Mountain of rock and ice
 Pollux (Italian: Punta Polluce) is one of the two peaks known as the Twins. With a height of 4,092 m, it is lower than its twin brother Castor. Both mountains lie between the Breithorn massif and the Liskamm, with Pollux lying to the north-west of Castor. They are separated by the Zwillingsjoch (Italian: Passo di Verra, 3,845 m). The ascent involves a glacier crossing and climbing on rock.

Origin of name
 Pollux is named after one of the Greek twins Kastor and Polydeuces, sons of Zeus. The Latin names Castor and Pollux are used here, however.

The Greek legend
 Polydeuces was the son of Leda and Zeus, who appeared to her in the form of a swan. The Ancient Greeks disagreed about Castor’s origin, however. For some, he was the son of Leda and her husband Tyndareos, and was conceived in the same night as Polydeuces. As they were conceived in the same night, they were twins and inseparable, although, as the son of Zeus, Polydeuces was a half-god, while Castor was a mortal. Others believed that, like his brother, Castor was also a son of Zeus.

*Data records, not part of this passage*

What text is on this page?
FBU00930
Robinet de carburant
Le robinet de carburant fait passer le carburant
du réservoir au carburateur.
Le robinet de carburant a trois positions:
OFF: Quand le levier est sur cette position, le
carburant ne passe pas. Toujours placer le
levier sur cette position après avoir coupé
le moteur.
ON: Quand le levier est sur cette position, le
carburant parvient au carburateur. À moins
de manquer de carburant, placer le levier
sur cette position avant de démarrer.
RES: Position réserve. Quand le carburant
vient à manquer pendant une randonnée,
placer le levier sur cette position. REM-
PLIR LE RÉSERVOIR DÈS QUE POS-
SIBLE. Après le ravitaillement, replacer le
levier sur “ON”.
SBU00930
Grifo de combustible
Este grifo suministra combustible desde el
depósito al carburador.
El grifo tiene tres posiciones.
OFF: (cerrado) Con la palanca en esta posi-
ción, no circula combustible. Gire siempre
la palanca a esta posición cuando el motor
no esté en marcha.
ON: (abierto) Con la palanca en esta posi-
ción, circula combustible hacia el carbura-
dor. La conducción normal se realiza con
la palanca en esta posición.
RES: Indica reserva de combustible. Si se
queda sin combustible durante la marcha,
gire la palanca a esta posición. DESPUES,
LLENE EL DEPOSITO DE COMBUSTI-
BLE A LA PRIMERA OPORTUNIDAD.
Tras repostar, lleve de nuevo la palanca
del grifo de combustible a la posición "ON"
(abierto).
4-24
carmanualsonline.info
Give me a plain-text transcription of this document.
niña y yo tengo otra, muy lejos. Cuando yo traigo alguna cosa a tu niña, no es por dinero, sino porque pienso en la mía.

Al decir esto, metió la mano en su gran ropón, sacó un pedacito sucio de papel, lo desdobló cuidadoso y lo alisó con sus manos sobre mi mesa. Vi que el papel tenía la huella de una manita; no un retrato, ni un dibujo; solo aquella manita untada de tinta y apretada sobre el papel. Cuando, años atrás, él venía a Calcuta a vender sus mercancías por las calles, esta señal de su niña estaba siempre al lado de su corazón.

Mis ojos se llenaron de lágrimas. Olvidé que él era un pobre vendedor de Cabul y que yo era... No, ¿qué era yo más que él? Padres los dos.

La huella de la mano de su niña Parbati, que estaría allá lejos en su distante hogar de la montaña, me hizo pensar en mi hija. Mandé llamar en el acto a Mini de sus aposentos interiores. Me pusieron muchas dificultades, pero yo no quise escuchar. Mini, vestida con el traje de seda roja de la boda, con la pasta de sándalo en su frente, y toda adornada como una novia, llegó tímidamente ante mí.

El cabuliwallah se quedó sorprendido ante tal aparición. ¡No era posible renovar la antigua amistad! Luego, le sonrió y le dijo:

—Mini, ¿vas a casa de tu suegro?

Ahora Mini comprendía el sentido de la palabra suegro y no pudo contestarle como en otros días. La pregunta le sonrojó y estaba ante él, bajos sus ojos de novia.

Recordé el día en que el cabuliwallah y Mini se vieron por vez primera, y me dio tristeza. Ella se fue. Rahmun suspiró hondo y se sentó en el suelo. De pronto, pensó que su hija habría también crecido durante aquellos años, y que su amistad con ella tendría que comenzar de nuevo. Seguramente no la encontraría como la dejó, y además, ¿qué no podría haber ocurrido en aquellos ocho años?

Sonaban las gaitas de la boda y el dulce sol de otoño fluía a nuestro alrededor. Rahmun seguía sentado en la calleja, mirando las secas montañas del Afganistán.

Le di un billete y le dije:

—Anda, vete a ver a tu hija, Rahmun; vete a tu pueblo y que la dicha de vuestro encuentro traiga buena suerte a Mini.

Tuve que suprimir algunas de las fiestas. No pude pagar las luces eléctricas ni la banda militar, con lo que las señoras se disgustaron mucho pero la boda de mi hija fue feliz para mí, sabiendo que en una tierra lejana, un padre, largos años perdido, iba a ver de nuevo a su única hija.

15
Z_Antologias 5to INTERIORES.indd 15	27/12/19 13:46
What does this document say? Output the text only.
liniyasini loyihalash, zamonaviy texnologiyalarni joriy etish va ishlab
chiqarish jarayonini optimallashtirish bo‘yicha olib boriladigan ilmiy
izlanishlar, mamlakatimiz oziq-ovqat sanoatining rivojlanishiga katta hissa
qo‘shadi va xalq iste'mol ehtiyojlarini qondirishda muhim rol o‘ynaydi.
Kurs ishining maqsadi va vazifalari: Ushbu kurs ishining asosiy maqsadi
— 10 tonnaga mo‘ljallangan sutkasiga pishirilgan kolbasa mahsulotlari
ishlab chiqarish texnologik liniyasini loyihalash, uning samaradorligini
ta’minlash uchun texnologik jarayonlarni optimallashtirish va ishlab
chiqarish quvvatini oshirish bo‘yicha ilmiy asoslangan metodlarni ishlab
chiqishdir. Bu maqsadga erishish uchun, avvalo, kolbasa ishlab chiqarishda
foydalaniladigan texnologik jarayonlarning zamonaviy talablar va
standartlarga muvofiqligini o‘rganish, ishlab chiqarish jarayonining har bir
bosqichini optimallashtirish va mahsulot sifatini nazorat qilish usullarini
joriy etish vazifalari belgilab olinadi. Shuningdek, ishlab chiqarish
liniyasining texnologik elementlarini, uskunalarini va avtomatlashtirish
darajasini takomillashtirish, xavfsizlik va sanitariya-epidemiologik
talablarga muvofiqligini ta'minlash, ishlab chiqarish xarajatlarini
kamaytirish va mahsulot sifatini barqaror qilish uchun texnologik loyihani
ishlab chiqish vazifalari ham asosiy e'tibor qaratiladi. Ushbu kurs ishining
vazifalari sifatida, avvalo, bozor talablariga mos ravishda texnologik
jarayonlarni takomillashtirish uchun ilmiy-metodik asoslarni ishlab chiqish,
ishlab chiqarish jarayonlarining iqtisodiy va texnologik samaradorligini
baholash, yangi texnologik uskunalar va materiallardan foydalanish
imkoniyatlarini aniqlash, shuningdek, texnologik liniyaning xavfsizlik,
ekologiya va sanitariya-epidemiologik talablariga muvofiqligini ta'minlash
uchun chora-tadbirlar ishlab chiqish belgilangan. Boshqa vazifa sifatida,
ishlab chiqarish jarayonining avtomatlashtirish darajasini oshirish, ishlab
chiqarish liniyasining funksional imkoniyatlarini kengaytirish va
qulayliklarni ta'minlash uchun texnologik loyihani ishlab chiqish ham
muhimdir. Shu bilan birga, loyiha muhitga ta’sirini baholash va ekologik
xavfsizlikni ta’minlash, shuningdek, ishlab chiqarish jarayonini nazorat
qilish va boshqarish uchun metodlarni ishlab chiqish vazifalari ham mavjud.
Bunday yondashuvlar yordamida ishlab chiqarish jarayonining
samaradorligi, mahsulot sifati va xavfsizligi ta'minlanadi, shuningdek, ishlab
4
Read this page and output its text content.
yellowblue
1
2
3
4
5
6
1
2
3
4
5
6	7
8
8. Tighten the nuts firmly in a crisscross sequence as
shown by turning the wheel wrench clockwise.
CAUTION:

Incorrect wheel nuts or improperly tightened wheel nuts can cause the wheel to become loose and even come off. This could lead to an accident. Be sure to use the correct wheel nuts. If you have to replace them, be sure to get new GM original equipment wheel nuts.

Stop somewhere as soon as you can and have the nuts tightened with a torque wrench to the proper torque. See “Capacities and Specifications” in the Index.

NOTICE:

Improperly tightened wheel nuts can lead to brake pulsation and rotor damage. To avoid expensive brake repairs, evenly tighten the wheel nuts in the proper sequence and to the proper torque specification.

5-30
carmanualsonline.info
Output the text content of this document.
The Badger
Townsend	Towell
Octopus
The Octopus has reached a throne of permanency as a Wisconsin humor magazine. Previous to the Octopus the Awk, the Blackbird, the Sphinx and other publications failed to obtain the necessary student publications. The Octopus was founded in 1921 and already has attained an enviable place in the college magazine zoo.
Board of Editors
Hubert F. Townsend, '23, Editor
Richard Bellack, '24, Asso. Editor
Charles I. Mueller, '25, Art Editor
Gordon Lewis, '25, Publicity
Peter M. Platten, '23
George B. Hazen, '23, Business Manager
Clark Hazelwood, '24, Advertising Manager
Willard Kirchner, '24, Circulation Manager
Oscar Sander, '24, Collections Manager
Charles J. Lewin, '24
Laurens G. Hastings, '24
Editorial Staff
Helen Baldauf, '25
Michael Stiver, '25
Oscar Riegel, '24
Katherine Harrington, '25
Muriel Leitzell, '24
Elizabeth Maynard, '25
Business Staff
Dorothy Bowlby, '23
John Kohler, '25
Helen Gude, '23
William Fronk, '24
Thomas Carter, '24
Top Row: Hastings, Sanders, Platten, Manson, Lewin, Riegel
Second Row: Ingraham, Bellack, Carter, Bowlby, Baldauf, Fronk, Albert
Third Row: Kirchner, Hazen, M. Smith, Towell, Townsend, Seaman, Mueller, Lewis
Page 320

 Both of them took part in the voyage of Jason and the Argonauts in the search for the Golden Fleece, and they also accompanied Heracles on his journey to the Amazons.
 The end of the Dioscouroi (sons of Zeus) was initiated by a quarrel started by Castor with his cousin Idas. Idas slew (the mortal) Castor, after which Polydeuces killed Idas’ brother Lynceus. Zeus then intervened by destroying Idas with a bolt of lightning. Being immortal due to his paternity, Polydeuces thereafter mourned his brother, and asked his father to take away his immortality so that he could join his brother in the Land of the Dead.
 Moved by so much love, Zeus allowed his son to choose to either remain forever young and to live among the Gods, or to stay with Castor alternately one day in the underworld of Hades (the Land of the Dead) and one day in Olympus with the Gods, and to thereby become older, and to finally die. Without any hesitation, Polydeuces chose the latter and, from then on, travelled between Olympus and Hades with his brother.
 Often, however, they are both described as sons of Zeus: both immortal and, together with their sister Helen, also a daughter of Zeus, born from a single egg or as a pair of brothers from a second egg. They were considered the pride of Sparta.